The company cited “regular car break-ins, property damage, theft, and armed robberies of customers and employees.”

It’s like an amusement park for criminals.

They should invite the DA’s to lunch at Kaiser a couple times a week.
Make sure they park their cars in the most vulnerable spots, and leak when they’re arriving with full wallets of cash.

Bucky Barkingham | January 30, 2024 at 6:19 am

Will Kaiser Permenente have armed security on the doors to keep the robbers from invading the offices to rob their victims?

    If they wanted to make their area safe, they could offer to cover the cost of concealed carry licenses and the associated training CA requires, and make their building and parking lot a gun-friendly zone.

    I bet the restaurants would love to deliver there after that went on for a while.

    It’s actually pretty common to have an armed guard at “Security Desk” monitoring an electronic badge checkpoint. Authorized personnel scan their badges, and all others must sign in at the Security Desk.

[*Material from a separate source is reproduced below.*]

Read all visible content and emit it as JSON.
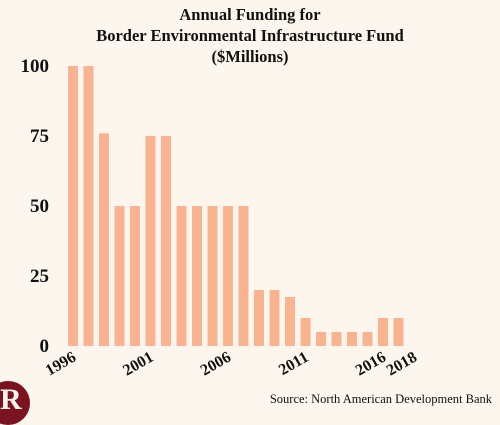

    My company, in Dallas, has had this system for at least 20 years.

    Regarding food deliveries – the food stops at the Security Desk and recipient must go there to pick it up….no Pizza Guys wandering the building.

      GWB in reply to Hodge. | January 30, 2024 at 11:04 am

      Given current … concepts in operation in Oakland and San Fran, etc., what could a security guard do if someone just walked through their checkpoint without stopping?
      Or, do you think Breed, et al, would look differently upon a security guard at a non-retail business tackling or otherwise assaulting a law-breaker than they do with shoplifting?

        Hodge in reply to GWB. | January 30, 2024 at 2:42 pm

        What’s so hard about this? The security is armed. They will stop the intruder and contact the police. This is not a public access area as is a retail store.

        If you want to say that the intruder is crazy and will get into a shoot-out with the security guards, or that the police will never come, okay. That might happen but it is not likely that some street level robber is going to want to fight armed security guards to get into an office building.

        I can’t speculate what the courts will do later with a trespasser, but that’s moving the goal posts.

        If the intruder comes back again, the guards will stop him/her/it again.

          GWB in reply to Hodge. | January 30, 2024 at 3:46 pm

          You are right it’s not a “public access” area, and that might make enough of a difference to the Soros prosecutors and such.

          I was just pointing out it’s not a guarantee, given the craziness we’ve seen with shoplifters.

          SDN in reply to Hodge. | February 5, 2024 at 6:53 am

          Is there a law on the books in CA preventing businesses from being sued when their security guards injure someone?

MoeHowardwasright | January 30, 2024 at 6:24 am

Oakland is the home of the Black Panthers. My last
duty station was Oakland NRMC up on Oak Knoll Hill. Went downtown a couple of times to see Jack London Square. It was dicy in 1980. It’s downright scary today. Oakland is run by socialists and it shows. There is no police presence. The hoods run the streets. If you think San Francisco is bad…
FJB

E Howard Hunt | January 30, 2024 at 8:55 am

Why not just hook the employees up to a protein drip and broadcast the food channel at noon?

I think people would be surprised at how often certain urban areas near US military bases will be made off limits to enlisted personnel and sometimes even officers by base command. Downtown Baltimore is notorious for being placed on the off-limits list which impacts Aberdeen Proving Ground, Ft. Detrick and other MD bases. These kinds of restrictions are harder to implement in DC because there are so many military installations scattered all over the city, often adjacent to high-crime areas…like Marine Corps Barracks 8th & I. But, service members are often strongly encouraged to stay around on the base and to never travel alone if travel is unavoidable.

Eventually, Kaiser will leave Oakland.

Oakland sucked when I worked there for KP back in 1997. I can hardly imagine walking the streets there in 2024, at any time of day or night.

Once upon a time the Kaiser Shipyards, from which sprung the Kaiser health plans for his employees, were heavily guarded against subversive/criminal activity.